Er verfehlte seine Wirkung nicht. Doch Zhabia ließ es sich nicht anmerken. Jahrzehnte langes Training des zur Schau Tragens eines freundlichen Gesichtsausdrucks hatten sich nun zum ersten Mal als wirklich nützlich erwiesen. Poker Face.

„Wie wollen Sie mich denn daran hindern?“, fragte die Counselor mit echter Neugier auf die Antwort.

Dem Bajoraner blieb jedoch eine Antwort erspart. Erst wurde er vom Computer unterbrochen, bevor er überhaupt begonnen hatte zu sprechen („Download abgeschlossen.“), dann betrat Dalen die Brücke und wollte gleich wissen: „Was gibt es denn so Dringendes, Counselor?“ Er hatte es eilig, denn zu seinem Leidwesen stand noch eine Abschlussbesprechung der vergangenen Mission an. Wenigstens würde er diese als Videokonferenz hinter sich bringen können. Die Eile verging ihm aber alleine durch die unerwartete Anwesenheit des Verbindungsoffiziers.

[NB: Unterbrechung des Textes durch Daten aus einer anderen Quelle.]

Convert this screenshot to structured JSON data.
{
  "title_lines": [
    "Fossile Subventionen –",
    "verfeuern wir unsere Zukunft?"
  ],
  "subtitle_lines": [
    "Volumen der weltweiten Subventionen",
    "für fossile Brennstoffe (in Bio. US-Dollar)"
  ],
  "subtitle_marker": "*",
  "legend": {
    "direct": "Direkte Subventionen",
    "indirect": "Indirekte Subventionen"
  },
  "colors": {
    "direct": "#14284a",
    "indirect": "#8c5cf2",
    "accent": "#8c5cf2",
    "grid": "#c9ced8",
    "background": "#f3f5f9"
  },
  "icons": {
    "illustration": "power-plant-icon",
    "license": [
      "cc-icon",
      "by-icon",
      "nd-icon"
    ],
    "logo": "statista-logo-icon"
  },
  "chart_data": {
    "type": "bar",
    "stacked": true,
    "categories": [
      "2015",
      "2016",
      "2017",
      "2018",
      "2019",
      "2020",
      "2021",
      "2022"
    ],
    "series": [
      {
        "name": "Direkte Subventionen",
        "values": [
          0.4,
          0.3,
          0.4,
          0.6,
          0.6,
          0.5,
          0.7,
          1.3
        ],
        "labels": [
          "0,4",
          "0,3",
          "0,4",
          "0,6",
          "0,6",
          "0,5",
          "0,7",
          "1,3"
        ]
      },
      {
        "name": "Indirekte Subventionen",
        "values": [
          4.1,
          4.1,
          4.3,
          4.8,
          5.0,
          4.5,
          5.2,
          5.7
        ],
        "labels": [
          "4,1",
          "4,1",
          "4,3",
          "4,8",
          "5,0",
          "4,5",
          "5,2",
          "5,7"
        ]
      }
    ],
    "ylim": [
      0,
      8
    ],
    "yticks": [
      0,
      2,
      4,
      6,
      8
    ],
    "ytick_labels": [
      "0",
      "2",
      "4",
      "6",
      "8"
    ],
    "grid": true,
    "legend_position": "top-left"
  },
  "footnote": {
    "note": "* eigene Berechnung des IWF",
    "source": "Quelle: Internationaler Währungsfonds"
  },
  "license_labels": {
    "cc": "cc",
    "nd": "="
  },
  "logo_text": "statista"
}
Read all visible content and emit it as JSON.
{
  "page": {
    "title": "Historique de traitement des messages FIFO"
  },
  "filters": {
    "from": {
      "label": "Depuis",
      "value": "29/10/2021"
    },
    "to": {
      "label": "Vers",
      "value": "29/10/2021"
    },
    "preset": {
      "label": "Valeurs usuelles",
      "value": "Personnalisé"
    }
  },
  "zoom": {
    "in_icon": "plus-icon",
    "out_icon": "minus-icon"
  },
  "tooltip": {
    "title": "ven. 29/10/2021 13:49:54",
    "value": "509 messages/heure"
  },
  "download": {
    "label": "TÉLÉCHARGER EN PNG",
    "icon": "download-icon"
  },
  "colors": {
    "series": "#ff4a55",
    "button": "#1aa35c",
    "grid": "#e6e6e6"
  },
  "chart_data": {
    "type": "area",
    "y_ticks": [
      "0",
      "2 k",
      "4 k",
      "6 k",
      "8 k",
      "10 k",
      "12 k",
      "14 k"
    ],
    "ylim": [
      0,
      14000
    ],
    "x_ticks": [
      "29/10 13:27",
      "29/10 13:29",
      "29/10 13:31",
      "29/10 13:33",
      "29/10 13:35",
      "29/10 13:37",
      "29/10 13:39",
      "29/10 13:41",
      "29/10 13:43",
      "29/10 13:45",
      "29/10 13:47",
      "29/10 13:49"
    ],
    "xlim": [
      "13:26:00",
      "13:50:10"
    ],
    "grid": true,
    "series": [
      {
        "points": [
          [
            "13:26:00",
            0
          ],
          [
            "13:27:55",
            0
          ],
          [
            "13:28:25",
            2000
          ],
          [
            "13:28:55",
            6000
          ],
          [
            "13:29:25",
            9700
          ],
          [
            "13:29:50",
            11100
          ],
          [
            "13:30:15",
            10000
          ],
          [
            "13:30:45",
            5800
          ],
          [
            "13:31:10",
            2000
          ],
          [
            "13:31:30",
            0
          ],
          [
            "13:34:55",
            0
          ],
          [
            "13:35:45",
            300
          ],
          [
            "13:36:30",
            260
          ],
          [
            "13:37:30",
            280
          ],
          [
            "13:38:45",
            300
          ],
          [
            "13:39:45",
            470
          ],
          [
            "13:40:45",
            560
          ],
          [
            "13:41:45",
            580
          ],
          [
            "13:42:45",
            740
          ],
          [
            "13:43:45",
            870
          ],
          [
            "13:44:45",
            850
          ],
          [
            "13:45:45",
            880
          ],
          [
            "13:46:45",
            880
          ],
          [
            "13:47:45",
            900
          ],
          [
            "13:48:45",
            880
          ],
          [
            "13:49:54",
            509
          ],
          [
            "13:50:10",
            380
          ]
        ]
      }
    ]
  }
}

Toreen schürzte kurz die Oberlippe. Er machte kehrt, um seine Sachen zusammen zu raffen. Zu seiner Überraschung stand Graupelz an der Konsole. Er hatte den Handcomputer bereits von seinem Platz entfernt. Ebenso wie den Chip, den Akida zur weiteren Überwachung der Datenbank unter der Konsole angebracht hatte.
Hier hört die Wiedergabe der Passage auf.